The National Markets and Competition Commission (CNMC) works to protect millions of energy customers from inflated electricity and gas bills caused by inaccurate estimates and preliminary readings. The agency is issuing new resolutions to electricity and gas providers, demanding full re-billing where customers were charged on faulty estimated readings or provisional data. These adjustments aim to refund overcharged users and ensure fair pricing that aligns with actual consumption.
CNMC’s move follows a notice from Red Eléctrica de España (REE) about many electricity distributors using daily provisional data published by REE to set charges. Monthly final tallies often diverge significantly from what customers paid, reflecting costs that may not be justified by genuine consumption.
Necessary arrangements
As the operator of Spain’s electricity network, REE has raised concerns about the practice of using log files by some suppliers and questioned whether these should be relied upon to calculate consumer costs. The data in those files can be inconsistent and unreliable, potentially altering what appears on final bills.
CNMC notes that marketers determine the references used to compute the final invoices under free market contracts. However, the conditions for billing must remain fair and proportional to the actual costs incurred by the companies involved.

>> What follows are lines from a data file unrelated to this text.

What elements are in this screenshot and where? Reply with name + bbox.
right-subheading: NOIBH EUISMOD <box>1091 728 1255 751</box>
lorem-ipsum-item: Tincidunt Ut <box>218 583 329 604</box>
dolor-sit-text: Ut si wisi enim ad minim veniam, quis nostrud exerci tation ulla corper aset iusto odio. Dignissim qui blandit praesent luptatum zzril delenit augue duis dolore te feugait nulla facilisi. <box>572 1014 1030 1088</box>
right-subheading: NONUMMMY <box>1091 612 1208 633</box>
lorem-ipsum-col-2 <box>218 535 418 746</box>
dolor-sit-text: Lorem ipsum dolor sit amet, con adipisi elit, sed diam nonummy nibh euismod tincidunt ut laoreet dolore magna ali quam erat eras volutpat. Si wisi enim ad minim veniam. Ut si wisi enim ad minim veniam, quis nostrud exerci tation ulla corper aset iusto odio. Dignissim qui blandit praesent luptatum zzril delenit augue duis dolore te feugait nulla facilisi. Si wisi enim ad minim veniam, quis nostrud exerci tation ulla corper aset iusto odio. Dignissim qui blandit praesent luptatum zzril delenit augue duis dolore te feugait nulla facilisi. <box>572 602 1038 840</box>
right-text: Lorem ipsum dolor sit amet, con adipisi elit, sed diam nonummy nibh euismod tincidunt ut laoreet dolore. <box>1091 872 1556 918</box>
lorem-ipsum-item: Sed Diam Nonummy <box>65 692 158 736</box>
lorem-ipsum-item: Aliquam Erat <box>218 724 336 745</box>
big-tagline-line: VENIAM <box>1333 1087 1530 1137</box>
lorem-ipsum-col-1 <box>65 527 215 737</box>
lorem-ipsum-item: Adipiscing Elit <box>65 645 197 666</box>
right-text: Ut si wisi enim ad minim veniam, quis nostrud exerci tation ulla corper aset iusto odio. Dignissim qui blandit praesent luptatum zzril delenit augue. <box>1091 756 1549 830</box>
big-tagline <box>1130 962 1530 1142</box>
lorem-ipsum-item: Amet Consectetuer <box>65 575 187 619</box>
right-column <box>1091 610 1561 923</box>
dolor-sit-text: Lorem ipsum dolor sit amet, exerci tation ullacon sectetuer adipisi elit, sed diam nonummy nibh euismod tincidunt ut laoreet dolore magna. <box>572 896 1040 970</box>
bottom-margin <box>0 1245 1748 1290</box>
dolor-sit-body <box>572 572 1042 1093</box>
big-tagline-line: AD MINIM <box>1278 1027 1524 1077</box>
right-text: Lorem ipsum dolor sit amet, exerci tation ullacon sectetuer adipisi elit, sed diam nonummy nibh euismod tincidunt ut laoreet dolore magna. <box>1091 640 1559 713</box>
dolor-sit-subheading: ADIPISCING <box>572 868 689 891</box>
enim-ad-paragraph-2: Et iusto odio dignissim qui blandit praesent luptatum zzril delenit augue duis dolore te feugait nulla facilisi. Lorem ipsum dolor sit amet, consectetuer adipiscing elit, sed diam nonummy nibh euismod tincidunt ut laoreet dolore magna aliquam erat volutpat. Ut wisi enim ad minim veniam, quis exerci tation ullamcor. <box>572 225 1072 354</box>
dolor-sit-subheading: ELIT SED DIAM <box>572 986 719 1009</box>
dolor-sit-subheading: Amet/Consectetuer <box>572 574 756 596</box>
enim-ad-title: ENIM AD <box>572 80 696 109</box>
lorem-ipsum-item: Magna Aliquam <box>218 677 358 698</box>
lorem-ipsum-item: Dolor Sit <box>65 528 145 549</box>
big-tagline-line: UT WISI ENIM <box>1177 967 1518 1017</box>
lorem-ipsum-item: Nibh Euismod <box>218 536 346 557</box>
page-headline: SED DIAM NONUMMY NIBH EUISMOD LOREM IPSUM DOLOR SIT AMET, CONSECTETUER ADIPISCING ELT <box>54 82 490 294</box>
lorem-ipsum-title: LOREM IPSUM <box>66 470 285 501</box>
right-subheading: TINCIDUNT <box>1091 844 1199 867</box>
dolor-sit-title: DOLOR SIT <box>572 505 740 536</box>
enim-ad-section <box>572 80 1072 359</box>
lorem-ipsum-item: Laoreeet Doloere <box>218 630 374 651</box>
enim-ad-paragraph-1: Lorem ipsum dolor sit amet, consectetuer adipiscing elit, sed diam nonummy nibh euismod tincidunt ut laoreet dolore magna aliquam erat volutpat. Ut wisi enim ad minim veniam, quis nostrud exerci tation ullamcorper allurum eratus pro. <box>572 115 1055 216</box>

If billing based on log files creates a noticeable gap compared with more precise data, and if that gap harms the consumer, the marketer should reflect it in the contract. That is the core idea behind the arrangements CNMC calls for in its recent decision about how the final price in the electricity market should be calculated.
Return without deadline
The competition authority has also scrutinized how some gas traders attempt to avoid refunding overcharged amounts when invoices are prepared using estimated consumption rather than actual meter readings. Some marketers argue that readings older than 12 months from the latest meter reading make retroactive refunds impractical, a view CNMC rejected in its ruling drawn from a question posed by one of the gas companies.
Gas meter readings are collected in the same way as electricity data, handled by distribution firms and transmitted to marketers so they can bill end customers. In cases where it is not possible to reach homes for a reading, marketers may use estimated consumption and wait for the distributor to provide a new actual reading.
The agency clarified its duty to ensure refunds when errors appear. If an estimated reading results in charges higher than what the consumer owes, the extra amount must be returned on the next invoice after the actual reading is obtained. There is no provision to split refunds over time.
CNMC also cautioned gas traders that the rule does not set a limit on when refunds must be issued. When the actual meter reading is determined, any overcharges should be fully returned to the consumer without delay.